The Bookstore That Cried Wolf?

Frances notes that Book Passage, the independent bookstore in Corte Madera, might be in trouble. It seems that a Barnes & Noble may be moving into the vacated storefront (once occupied by a Marshall’s) at the Town Center shopping mall. (At this point, Town Center management hasn’t revealed who the new tenant is.) A number of Corte Madera residents are quite upset about this.

Even so, the devil’s advocate in me has to ask why there’s so much uproar over what is, at this point, just an unconfirmed rumor.

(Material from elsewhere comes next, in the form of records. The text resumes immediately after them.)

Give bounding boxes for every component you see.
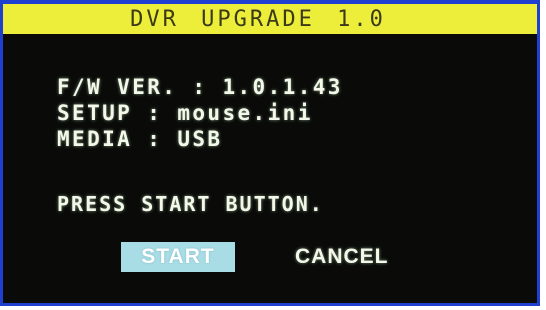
dialog-body: F/W VER. : 1.0.1.43 SETUP : mouse.ini ME… — [3, 34, 537, 303]
info-block: F/W VER. : 1.0.1.43 SETUP : mouse.ini ME… — [57, 74, 343, 152]
title-bar: DVR UPGRADE 1.0 — [3, 4, 537, 34]
dialog-title: DVR UPGRADE 1.0 — [130, 6, 386, 32]
instruction-prompt: PRESS START BUTTON. — [57, 192, 324, 216]
setup-file-line: SETUP : mouse.ini — [57, 101, 313, 125]
media-line: MEDIA : USB — [57, 127, 223, 151]
dvr-upgrade-dialog: DVR UPGRADE 1.0 F/W VER. : 1.0.1.43 SETU… — [0, 0, 540, 306]
firmware-version-line: F/W VER. : 1.0.1.43 — [57, 75, 343, 99]
cancel-button[interactable]: CANCEL — [295, 242, 389, 272]
start-button[interactable]: START — [121, 242, 235, 272]
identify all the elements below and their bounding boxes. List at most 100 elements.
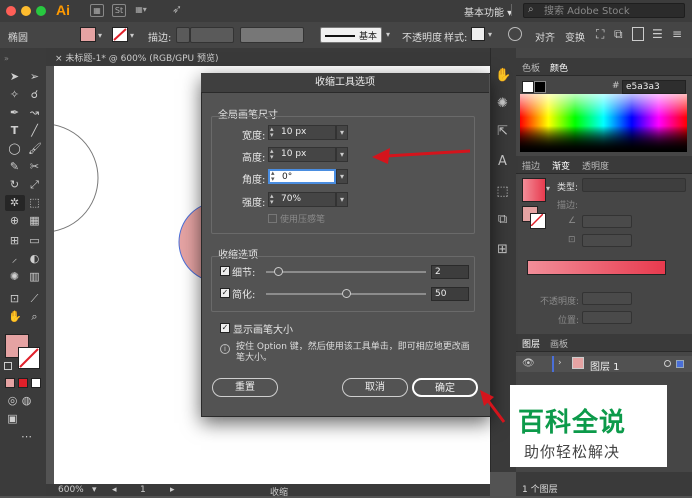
align-link[interactable]: 对齐: [535, 29, 555, 44]
chevron-down-icon[interactable]: ▾: [92, 485, 97, 495]
white-swatch[interactable]: [522, 81, 534, 93]
panel-menu-icon[interactable]: ≡: [672, 27, 682, 41]
type-tool-icon[interactable]: T: [8, 124, 21, 137]
zoom-tool-icon[interactable]: ⌕: [28, 310, 41, 323]
pressure-pen-checkbox[interactable]: [268, 214, 277, 223]
gradient-type-dropdown[interactable]: [582, 178, 686, 192]
tab-color[interactable]: 颜色: [550, 61, 568, 74]
ellipse-tool-icon[interactable]: ◯: [8, 142, 21, 155]
chevron-down-icon[interactable]: ▾: [130, 31, 134, 40]
align-panel-icon[interactable]: ⊞: [495, 242, 510, 257]
chevron-down-icon[interactable]: ▾: [488, 30, 492, 39]
slice-tool-icon[interactable]: ⟋: [28, 292, 41, 305]
selection-indicator[interactable]: [676, 360, 684, 368]
detail-value[interactable]: 2: [431, 265, 469, 279]
zoom-level[interactable]: 600%: [58, 485, 84, 495]
default-colors-icon[interactable]: [4, 362, 12, 370]
recolor-artwork-icon[interactable]: [508, 27, 522, 41]
free-transform-tool-icon[interactable]: ⬚: [28, 196, 41, 209]
fill-swatch[interactable]: [80, 27, 96, 42]
shaper-tool-icon[interactable]: ✎: [8, 160, 21, 173]
direct-selection-tool-icon[interactable]: ➢: [28, 70, 41, 83]
export-icon[interactable]: ⇱: [495, 124, 510, 139]
stroke-swatch[interactable]: [112, 27, 128, 42]
symbol-sprayer-tool-icon[interactable]: ✺: [8, 270, 21, 283]
previous-artboard-icon[interactable]: ◂: [112, 485, 117, 495]
intensity-field[interactable]: 70%: [268, 192, 336, 207]
eye-icon[interactable]: 👁: [522, 358, 535, 369]
blend-tool-icon[interactable]: ◐: [28, 252, 41, 265]
gradient-angle-field[interactable]: [582, 215, 632, 228]
angle-field[interactable]: 0°: [268, 169, 336, 184]
rotate-tool-icon[interactable]: ↻: [8, 178, 21, 191]
simplify-checkbox[interactable]: ✓: [220, 288, 230, 298]
tab-stroke[interactable]: 描边: [522, 159, 540, 172]
character-icon[interactable]: A: [495, 154, 510, 169]
bridge-icon[interactable]: ▦: [90, 4, 104, 17]
simplify-value[interactable]: 50: [431, 287, 469, 301]
detail-checkbox[interactable]: ✓: [220, 266, 230, 276]
screen-mode-icon[interactable]: ▣: [6, 412, 19, 425]
column-graph-tool-icon[interactable]: ▥: [28, 270, 41, 283]
detail-slider[interactable]: [266, 271, 426, 273]
stock-search-input[interactable]: 搜索 Adobe Stock: [523, 3, 685, 18]
lasso-tool-icon[interactable]: ☌: [28, 88, 41, 101]
hex-color-input[interactable]: e5a3a3: [622, 80, 686, 94]
stock-icon[interactable]: St: [112, 4, 126, 17]
simplify-slider-handle[interactable]: [341, 289, 351, 298]
target-icon[interactable]: [664, 360, 671, 367]
document-tab[interactable]: × 未标题-1* @ 600% (RGB/GPU 预览): [55, 51, 219, 64]
angle-stepper-icon[interactable]: ▴ ▾: [271, 170, 275, 183]
tab-artboards[interactable]: 画板: [550, 337, 568, 350]
artboard-number[interactable]: 1: [140, 485, 146, 495]
width-dropdown[interactable]: ▾: [336, 125, 348, 140]
graphic-style-swatch[interactable]: [471, 27, 485, 41]
ellipse-outline[interactable]: [54, 124, 99, 232]
transform-panel-icon[interactable]: ⬚: [495, 184, 510, 199]
paintbrush-tool-icon[interactable]: 🖌: [28, 142, 42, 155]
width-field[interactable]: 10 px: [268, 125, 336, 140]
chevron-down-icon[interactable]: ▾: [386, 30, 390, 39]
cancel-button[interactable]: 取消: [342, 378, 408, 397]
artboard-tool-icon[interactable]: ⊡: [8, 292, 21, 305]
close-icon[interactable]: ×: [55, 54, 63, 64]
shape-builder-tool-icon[interactable]: ⊕: [8, 214, 21, 227]
pathfinder-icon[interactable]: ⧉: [495, 212, 510, 227]
puppet-warp-icon[interactable]: ✋: [495, 68, 511, 83]
document-setup-icon[interactable]: [632, 27, 644, 41]
arrange-documents-icon[interactable]: ▦▾: [134, 4, 148, 17]
gradient-slider[interactable]: [527, 260, 666, 275]
toolbar-stroke-swatch[interactable]: [18, 347, 40, 369]
reset-button[interactable]: 重置: [212, 378, 278, 397]
gradient-aspect-field[interactable]: [582, 234, 632, 247]
gpu-performance-icon[interactable]: ➶: [170, 3, 184, 17]
tab-layers[interactable]: 图层: [522, 337, 540, 350]
width-stepper-icon[interactable]: ▴ ▾: [270, 126, 274, 139]
zoom-window-button[interactable]: [36, 6, 46, 16]
none-mode-icon[interactable]: [31, 378, 41, 388]
expand-chevron-icon[interactable]: ›: [558, 358, 562, 368]
gradient-position-field[interactable]: [582, 311, 632, 324]
height-stepper-icon[interactable]: ▴ ▾: [270, 148, 274, 161]
curvature-tool-icon[interactable]: ↝: [28, 106, 41, 119]
minimize-window-button[interactable]: [21, 6, 31, 16]
brush-definition-dropdown[interactable]: 基本: [320, 27, 382, 43]
chevron-down-icon[interactable]: ▾: [546, 184, 550, 193]
height-field[interactable]: 10 px: [268, 147, 336, 162]
select-similar-icon[interactable]: ⧉: [614, 27, 623, 42]
next-artboard-icon[interactable]: ▸: [170, 485, 175, 495]
line-tool-icon[interactable]: ╱: [28, 124, 41, 137]
transform-link[interactable]: 变换: [565, 29, 585, 44]
gradient-mode-icon[interactable]: [18, 378, 28, 388]
angle-dropdown[interactable]: ▾: [336, 169, 348, 184]
gradient-stroke-swatch[interactable]: [530, 213, 546, 229]
show-brush-size-checkbox[interactable]: ✓: [220, 323, 230, 333]
magic-wand-tool-icon[interactable]: ✧: [8, 88, 21, 101]
stroke-weight-dropdown[interactable]: [190, 27, 234, 43]
tab-gradient[interactable]: 渐变: [552, 159, 570, 172]
gradient-preview-swatch[interactable]: [522, 178, 546, 202]
brushes-icon[interactable]: ✺: [495, 96, 510, 111]
eyedropper-tool-icon[interactable]: ⸝: [8, 252, 21, 265]
black-swatch[interactable]: [534, 81, 546, 93]
arrange-icon[interactable]: ☰: [652, 27, 663, 41]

Why, for example, did the Independent Journal‘s Jim Staats fail to call Barnes & Noble Corporate or its legal counsel to get definitive answers? (Staats notes that he spoke with “Barnes & Noble spokesmen,” but judging from the article’s reliance managers at other B&N stores.) All we have then is this article are unsubstantiated rumors from the Corte Madera residents. Would not there be papers filed with the Corte Madera Zoning Administrator? City planning papers? Documents outlining any necessary retrofits of the property?

I’m wondering if there is much ado here about nothing. I’d hate to see Corte Madera literary types waste so much time over, say, another Best Buy store.

John Banville Radio Play

As widely reported, John Banville’s radio play, “Todtnauberg,” can be listened to at the BBC site. Banville proved to be more skillful a radio dramatist than I expected.

And as an aside, I have to wonder why American radio (read: NPR) doesn’t offer these sorts of extended opportunities for authors outside of This American Life. Wouldn’t it be great to see Eric Kraft offer a radio adaptation of one of his Peter Leroy novels or any of the Escapist comics rendered into radio plays?

I’m a Novelist, Not A _______

While we’re on the subject of what authors are up, I should note that Mark Haddon has a small chapbook of poetry coming out in April (already out in the UK). Proving to the world that Haddon will likely specialize in extremely long titles until the critical interest grows inflexible, this one’s called The Talking Horse and the Sad Girl and the Village Under the Sea. But the consensus indicates that it’s not so hot. Ranjit Bolt says, “[N]othing could prepare us for the tendentiousness, the unjustified formlessness, the ghastliness, of Haddon’s verse.” Neel Mukherjee of the Times is more encouraging: “If only his muse didn’t fall into the jerky stop-start motion of a nightmarish traffic jam on the M23, and he loosened his lines to let them breathe more.”